The most valuable aspect is that Sun qualifies SCSI devices to ensure
that the sequence between the REQ/ACK handshakes meet SCSI
specification requirements.
* Are read/writes on SCSI device files interruptible?
No, the scsi disk and tape operations are not interruptible unlike the
tty operations. The application (for example tar, dd etc..) would
receive the ^C and other signals and might stop issuing further
read/write requests to scsi drivers.
* Do you support SCSI Processor Devices, or just the usual SCSI device
types like Direct-Access Devices (hard disks) and Sequential-Access
Devices (tape drives)?
Sun scsi drivers include support for direct access devices (disks),
sequential devices (tapes) and CDROM devices.

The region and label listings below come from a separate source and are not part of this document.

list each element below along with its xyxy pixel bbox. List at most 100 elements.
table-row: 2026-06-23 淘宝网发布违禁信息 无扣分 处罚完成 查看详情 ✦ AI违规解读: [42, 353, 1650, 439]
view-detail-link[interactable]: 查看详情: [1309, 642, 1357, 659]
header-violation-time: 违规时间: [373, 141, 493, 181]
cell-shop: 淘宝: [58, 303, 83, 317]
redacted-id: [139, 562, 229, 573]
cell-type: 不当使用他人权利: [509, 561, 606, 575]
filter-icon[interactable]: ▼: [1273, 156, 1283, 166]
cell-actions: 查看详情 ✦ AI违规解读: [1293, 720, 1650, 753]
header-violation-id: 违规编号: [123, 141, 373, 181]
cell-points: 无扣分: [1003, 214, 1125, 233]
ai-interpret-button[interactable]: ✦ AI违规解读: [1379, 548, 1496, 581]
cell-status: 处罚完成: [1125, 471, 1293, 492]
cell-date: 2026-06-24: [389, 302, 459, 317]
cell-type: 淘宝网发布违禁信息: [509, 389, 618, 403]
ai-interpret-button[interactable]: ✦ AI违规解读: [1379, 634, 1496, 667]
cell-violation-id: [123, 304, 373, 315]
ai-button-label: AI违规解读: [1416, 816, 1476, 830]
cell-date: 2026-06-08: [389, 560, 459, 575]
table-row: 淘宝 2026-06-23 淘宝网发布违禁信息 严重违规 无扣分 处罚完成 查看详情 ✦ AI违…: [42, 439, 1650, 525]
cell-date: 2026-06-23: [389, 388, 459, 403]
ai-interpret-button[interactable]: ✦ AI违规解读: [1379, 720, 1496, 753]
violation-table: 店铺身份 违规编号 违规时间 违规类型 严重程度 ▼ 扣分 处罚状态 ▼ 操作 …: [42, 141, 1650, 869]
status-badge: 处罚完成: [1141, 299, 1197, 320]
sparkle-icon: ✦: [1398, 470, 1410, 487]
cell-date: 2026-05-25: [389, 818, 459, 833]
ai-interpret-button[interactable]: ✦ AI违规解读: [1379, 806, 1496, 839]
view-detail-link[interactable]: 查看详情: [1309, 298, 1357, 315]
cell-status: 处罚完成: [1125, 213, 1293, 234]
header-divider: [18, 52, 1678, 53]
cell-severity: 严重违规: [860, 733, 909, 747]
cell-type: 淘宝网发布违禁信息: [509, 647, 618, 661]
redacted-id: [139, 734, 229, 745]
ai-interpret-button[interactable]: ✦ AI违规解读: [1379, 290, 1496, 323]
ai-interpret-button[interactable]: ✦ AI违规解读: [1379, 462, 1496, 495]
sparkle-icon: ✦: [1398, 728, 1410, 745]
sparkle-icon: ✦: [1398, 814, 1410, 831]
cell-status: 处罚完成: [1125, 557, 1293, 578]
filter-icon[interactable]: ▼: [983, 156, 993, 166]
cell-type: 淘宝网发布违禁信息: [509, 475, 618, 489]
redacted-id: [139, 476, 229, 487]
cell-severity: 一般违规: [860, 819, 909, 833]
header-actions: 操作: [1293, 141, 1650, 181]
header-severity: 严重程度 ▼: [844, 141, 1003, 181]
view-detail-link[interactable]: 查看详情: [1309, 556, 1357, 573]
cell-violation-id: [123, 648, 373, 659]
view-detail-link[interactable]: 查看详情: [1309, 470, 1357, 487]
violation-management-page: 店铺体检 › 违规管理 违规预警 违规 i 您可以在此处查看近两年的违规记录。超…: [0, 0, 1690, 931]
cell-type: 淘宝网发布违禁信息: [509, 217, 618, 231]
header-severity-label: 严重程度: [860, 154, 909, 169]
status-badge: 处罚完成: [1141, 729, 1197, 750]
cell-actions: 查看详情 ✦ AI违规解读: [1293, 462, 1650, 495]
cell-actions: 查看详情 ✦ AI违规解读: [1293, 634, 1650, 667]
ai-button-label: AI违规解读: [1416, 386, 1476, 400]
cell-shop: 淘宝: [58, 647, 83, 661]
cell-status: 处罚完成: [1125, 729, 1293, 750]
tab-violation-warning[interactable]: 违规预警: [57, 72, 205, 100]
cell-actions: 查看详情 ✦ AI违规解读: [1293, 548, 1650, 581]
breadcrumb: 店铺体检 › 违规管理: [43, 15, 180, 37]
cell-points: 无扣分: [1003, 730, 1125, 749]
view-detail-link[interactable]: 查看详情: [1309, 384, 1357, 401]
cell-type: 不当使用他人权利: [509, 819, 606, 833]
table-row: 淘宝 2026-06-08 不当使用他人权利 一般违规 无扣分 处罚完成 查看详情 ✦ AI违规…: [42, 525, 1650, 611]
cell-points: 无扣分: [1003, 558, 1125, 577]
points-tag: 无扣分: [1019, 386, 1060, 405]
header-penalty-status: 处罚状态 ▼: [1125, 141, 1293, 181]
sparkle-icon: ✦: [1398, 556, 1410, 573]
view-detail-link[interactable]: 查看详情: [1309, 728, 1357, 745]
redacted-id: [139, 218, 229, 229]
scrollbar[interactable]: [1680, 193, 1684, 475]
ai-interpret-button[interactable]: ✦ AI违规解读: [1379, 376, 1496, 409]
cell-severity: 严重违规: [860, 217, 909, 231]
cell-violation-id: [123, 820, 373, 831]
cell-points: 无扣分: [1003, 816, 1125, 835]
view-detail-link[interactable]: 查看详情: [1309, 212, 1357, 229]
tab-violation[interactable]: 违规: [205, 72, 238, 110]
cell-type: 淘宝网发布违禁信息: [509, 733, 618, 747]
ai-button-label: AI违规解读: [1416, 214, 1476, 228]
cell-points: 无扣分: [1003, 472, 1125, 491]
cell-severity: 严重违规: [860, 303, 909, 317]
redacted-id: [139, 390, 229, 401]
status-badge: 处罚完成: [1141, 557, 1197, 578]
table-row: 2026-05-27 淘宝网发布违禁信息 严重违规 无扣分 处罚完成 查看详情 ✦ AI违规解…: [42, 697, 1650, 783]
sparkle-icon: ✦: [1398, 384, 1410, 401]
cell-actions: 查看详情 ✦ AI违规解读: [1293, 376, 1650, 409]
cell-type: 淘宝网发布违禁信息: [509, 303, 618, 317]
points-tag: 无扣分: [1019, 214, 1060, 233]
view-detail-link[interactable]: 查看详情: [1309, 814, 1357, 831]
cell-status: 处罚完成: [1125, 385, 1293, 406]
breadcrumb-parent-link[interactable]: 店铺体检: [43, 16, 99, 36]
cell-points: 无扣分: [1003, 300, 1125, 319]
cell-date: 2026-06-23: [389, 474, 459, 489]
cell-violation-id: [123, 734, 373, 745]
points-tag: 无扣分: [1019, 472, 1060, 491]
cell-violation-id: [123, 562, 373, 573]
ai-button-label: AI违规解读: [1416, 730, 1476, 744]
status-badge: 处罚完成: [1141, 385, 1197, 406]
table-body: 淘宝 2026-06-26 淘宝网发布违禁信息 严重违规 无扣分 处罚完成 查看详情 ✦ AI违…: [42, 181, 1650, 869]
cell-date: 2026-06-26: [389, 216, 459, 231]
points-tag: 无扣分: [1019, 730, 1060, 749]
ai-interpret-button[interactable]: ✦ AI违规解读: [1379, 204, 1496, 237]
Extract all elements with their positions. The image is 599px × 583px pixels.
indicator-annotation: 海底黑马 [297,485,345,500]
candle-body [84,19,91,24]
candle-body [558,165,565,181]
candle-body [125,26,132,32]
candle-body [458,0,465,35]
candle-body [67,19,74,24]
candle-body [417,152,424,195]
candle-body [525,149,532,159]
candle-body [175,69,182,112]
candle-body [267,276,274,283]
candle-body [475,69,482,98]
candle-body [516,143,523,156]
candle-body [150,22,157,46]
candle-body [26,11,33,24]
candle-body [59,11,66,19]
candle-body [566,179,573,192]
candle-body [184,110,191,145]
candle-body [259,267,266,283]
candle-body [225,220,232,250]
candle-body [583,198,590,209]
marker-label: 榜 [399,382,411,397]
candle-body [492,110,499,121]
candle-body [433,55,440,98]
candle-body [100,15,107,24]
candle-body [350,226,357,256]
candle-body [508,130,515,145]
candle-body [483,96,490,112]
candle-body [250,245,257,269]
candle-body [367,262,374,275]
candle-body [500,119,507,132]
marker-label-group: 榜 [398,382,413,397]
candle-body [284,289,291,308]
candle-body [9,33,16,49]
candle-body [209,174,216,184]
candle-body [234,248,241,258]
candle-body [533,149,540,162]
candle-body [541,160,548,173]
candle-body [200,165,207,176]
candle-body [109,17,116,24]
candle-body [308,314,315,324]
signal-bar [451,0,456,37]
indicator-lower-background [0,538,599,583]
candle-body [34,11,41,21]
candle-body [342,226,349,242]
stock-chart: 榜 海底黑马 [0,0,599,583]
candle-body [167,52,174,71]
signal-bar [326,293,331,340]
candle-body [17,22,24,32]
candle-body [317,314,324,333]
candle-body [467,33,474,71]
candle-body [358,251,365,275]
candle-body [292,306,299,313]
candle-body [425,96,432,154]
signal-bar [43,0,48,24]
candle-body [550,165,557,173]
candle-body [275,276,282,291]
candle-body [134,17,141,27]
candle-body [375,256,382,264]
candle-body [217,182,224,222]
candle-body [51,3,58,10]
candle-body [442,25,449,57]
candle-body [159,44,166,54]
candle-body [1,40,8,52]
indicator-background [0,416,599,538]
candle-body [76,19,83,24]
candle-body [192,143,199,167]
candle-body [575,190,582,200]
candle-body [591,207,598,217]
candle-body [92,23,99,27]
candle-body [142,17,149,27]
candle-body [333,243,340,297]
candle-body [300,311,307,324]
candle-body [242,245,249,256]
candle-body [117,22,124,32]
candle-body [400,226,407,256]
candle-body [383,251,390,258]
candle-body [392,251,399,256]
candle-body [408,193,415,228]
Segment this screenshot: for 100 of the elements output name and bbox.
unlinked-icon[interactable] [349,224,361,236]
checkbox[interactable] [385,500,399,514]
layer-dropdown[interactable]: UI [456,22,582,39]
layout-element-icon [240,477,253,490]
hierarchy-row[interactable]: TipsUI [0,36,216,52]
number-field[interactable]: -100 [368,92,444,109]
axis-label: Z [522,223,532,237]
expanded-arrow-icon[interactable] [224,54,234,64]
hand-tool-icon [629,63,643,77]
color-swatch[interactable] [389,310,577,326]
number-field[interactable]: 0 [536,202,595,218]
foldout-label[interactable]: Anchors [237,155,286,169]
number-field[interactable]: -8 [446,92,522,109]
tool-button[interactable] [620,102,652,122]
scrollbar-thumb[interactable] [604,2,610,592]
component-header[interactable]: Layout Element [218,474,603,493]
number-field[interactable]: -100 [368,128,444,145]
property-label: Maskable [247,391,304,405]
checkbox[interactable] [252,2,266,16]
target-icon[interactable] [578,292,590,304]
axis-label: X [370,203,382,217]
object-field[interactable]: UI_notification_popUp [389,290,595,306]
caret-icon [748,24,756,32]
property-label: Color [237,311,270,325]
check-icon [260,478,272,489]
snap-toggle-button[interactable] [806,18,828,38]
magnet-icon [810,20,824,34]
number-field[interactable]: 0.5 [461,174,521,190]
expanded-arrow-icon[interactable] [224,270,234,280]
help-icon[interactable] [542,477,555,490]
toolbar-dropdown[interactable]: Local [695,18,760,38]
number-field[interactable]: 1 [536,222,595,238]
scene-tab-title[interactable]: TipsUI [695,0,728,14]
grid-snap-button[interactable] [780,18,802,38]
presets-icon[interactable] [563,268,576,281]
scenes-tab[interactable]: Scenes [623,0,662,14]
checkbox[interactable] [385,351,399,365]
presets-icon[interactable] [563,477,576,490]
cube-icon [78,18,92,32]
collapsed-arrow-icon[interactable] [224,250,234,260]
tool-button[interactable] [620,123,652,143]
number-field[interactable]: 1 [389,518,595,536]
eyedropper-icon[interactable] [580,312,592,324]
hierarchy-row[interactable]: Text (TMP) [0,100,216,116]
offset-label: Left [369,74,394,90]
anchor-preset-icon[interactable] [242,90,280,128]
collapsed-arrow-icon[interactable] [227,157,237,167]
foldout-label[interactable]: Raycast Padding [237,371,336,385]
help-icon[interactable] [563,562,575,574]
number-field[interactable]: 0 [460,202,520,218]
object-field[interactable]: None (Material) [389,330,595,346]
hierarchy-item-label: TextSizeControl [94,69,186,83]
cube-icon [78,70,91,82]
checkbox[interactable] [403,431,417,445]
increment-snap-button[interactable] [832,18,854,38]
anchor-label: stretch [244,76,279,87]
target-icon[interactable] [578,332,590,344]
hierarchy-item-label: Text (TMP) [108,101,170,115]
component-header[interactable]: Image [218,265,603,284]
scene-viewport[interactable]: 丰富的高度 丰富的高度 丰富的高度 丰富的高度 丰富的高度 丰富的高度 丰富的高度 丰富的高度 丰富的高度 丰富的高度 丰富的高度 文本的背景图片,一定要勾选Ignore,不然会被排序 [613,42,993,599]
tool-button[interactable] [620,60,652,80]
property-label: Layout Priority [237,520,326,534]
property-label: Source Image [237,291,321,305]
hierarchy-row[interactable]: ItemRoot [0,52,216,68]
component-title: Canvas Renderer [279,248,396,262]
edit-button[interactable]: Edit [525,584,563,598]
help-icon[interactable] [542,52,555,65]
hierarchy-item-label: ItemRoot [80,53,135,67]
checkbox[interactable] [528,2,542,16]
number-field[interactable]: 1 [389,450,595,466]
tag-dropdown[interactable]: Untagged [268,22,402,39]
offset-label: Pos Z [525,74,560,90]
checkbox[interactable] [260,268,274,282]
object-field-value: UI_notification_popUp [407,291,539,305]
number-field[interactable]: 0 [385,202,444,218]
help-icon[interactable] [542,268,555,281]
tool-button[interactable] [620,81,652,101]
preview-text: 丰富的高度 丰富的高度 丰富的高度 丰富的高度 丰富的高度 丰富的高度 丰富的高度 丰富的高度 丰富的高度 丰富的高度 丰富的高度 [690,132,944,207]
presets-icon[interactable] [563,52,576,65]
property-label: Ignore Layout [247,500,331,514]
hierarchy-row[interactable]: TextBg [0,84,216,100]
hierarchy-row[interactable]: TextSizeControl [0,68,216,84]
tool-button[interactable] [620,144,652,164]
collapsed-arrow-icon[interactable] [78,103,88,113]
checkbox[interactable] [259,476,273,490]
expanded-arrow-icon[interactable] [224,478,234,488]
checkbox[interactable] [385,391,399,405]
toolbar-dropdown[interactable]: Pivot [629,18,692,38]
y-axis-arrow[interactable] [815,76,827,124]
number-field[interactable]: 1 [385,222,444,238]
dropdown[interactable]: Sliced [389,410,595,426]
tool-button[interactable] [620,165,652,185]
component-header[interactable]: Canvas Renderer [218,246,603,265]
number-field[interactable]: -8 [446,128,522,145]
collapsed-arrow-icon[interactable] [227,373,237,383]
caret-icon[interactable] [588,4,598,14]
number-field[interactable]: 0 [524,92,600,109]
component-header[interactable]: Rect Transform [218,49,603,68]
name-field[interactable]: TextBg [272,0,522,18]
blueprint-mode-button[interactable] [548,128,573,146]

There is no direct
support for processor devices
* What is the version of the C compiler used to create sd,st,esp,isp? Are
there any problems using C compiler 3.0.1 to compile scsi drivers?
SunPro 2.0.1. This is because the later compiler optimizations are too
aggressive and toss structures/variables that are not used directly by
the source code, but are used by hardware of the machine.